The purpose of this Disclosure is to provide you with the information about the risks associated with the implementation of operations with investment instruments and to warn about possible losses. Please pay your attention to the fact that the list of risks referred to in the text of this Disclosure is not exhaustive. In connection with certain specific use of investment instruments, as well as due to the possible considerable diversity of trading situations and a lack of a stable environment in which they occur, new risks which are not covered by this document may emerge. Before deciding on the performance of operations with investment tools you must carefully and thoroughly analyze the questions about the purpose of investment, to assess properly your knowledge and experience in this field, while taking into account your ability and willingness to take risks when making transactions.

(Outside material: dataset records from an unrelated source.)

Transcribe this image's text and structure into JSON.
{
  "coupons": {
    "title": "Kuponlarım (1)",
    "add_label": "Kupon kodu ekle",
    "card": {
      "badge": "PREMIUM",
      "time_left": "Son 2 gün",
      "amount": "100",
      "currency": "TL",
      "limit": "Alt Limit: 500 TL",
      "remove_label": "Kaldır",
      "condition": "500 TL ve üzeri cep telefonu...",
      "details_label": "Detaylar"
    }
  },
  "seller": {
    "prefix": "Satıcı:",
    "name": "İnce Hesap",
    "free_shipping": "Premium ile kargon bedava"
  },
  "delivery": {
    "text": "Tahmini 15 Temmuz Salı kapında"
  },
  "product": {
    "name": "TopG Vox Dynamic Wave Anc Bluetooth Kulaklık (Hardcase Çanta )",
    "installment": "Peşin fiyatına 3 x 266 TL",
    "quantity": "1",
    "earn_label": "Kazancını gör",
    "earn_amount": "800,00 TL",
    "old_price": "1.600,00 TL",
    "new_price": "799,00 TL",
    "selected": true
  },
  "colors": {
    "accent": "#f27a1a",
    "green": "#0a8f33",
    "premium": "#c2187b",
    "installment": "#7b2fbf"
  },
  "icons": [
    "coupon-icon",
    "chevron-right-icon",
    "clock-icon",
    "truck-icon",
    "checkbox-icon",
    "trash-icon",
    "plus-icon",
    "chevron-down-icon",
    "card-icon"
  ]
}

Note that, as a private Customer, for objective reasons, you may not have sufficient experience and skills to trade in financial instruments and thus you may involve yourself into increased risks. Trading and investment operations in the instruments of financial markets have increasing risks as a partial or a total loss of the initial capital. In addition, due to the specific nature of the financial market, there can be no guarantees for fixed income and profitability of risky investments. Each customer conducting transactions with investment instruments must clearly understand that this type of activity contains a high level of risk.

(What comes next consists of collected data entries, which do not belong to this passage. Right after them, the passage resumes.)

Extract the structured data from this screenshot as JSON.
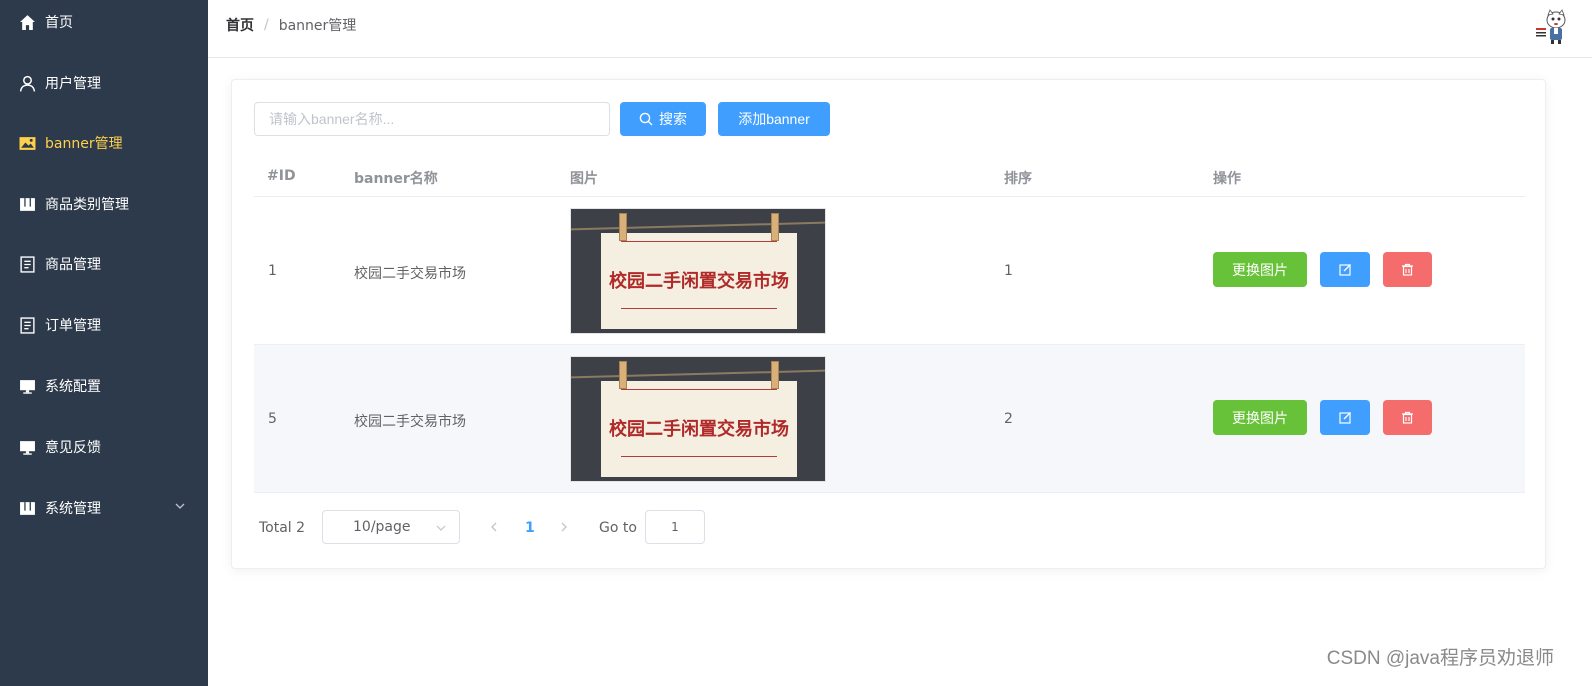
{
  "sidebar": {
    "items": [
      {
        "label": "首页",
        "icon": "home-icon"
      },
      {
        "label": "用户管理",
        "icon": "user-icon"
      },
      {
        "label": "banner管理",
        "icon": "picture-icon",
        "active": true
      },
      {
        "label": "商品类别管理",
        "icon": "category-icon"
      },
      {
        "label": "商品管理",
        "icon": "document-icon"
      },
      {
        "label": "订单管理",
        "icon": "document-icon"
      },
      {
        "label": "系统配置",
        "icon": "monitor-icon"
      },
      {
        "label": "意见反馈",
        "icon": "monitor-icon"
      },
      {
        "label": "系统管理",
        "icon": "category-icon",
        "expandable": true
      }
    ],
    "bg_color": "#2d3a4b",
    "active_color": "#ffd04b"
  },
  "header": {
    "breadcrumb_home": "首页",
    "breadcrumb_separator": "/",
    "breadcrumb_current": "banner管理"
  },
  "toolbar": {
    "search_placeholder": "请输入banner名称...",
    "search_label": "搜索",
    "add_label": "添加banner"
  },
  "table": {
    "columns": [
      "#ID",
      "banner名称",
      "图片",
      "排序",
      "操作"
    ],
    "rows": [
      {
        "id": "1",
        "name": "校园二手交易市场",
        "image_text": "校园二手闲置交易市场",
        "sort": "1"
      },
      {
        "id": "5",
        "name": "校园二手交易市场",
        "image_text": "校园二手闲置交易市场",
        "sort": "2"
      }
    ],
    "replace_label": "更换图片"
  },
  "pagination": {
    "total": "Total 2",
    "page_size": "10/page",
    "current_page": "1",
    "goto_label": "Go to",
    "goto_value": "1"
  },
  "watermark": "CSDN @java程序员劝退师",
  "colors": {
    "primary": "#409eff",
    "success": "#67c23a",
    "danger": "#f56c6c"
  }
}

The main risks arising from transactions with investment instruments are classified according to various sources of occurrence:
Market risk
Market risk means the risks of impairment of assets due to unfavourable changes in the market value of financial instruments of the trading portfolio and in derivative financial instruments, as well as in the exchange rates of currencies and precious metals. Market risk includes: equity risk - the risk of losses due to adverse changes in market prices of security asset – stocks of trading portfolio, including securing the right to participate in management, and financial derivatives under the influence of factors related both to the issuers of securities and derivative financial instruments, and the general fluctuations of market prices of financial instruments. currency risk - the risk of losses due to adverse changes in foreign exchange rates and/or precious metals prices on the open positions in foreign currencies and/or precious metals.
Technical risk
While using the trading platform, the client runs the risk associated with the technical support of system performance, including possible failures in hardware and software, telecommunication disturbances, unauthorized access. The result of any technical failure in the trading platform may be a failure in a whole transaction or an operation on parameters other than specified by you. A technical risk is a possibility of significant losses due to a failure of technical equipment and communication channels, which are used to carry out activities with investment instruments. The abovementioned fault may be both of a hardware and software nature, and may be associated with both objective reasons, and a customer’s non-compliance with the rules of equipment exploitation. The client is aware of the importance of ensuring the safety of passwords to protect access to his/her personal office and personal information from unauthorized access by third parties, and fully assumes all risks associated with the compromise of passwords. The Customer acknowledges the possibility of loss of confidentiality of important information and unauthorized access by a third party to the trading account as a result of a non-compliance with rules for use of technical means and communication channels, as well as neglecting of the privacy policy. The level of risk related to the trading platform is fully determined by the degree of Customer’s care and caution to select the conditions of storage and the use of means of access, the quality of equipment used by the Client for Internet access.
Socio-political, tax and legal risk
Socio-political and legal risk represent a possibility of losses due to changes to the existing legislation, in particular relating to the fiscal system (taxes), as well as due to significant changes in the economic and political situation related to the change of government and administration, President, Government, Parliament, and the subsequent social instability.
Force majeure circumstances
This risk arises from the circumstances that can not be anticipated and influenced:
acts of terrorism;
hostilities;
suspension of activities of financial markets;
instability in the financial markets, accompanied by a sharp fall in liquidity;
natural disasters;
governments decisions;
foreign exchange interventions;
significant changes to the order of the companies operating in the international currency market FOREX and CFD markets and futures contracts, and other investment vehicles.
This list of force majeure circumstances is basic and is not exhaustive.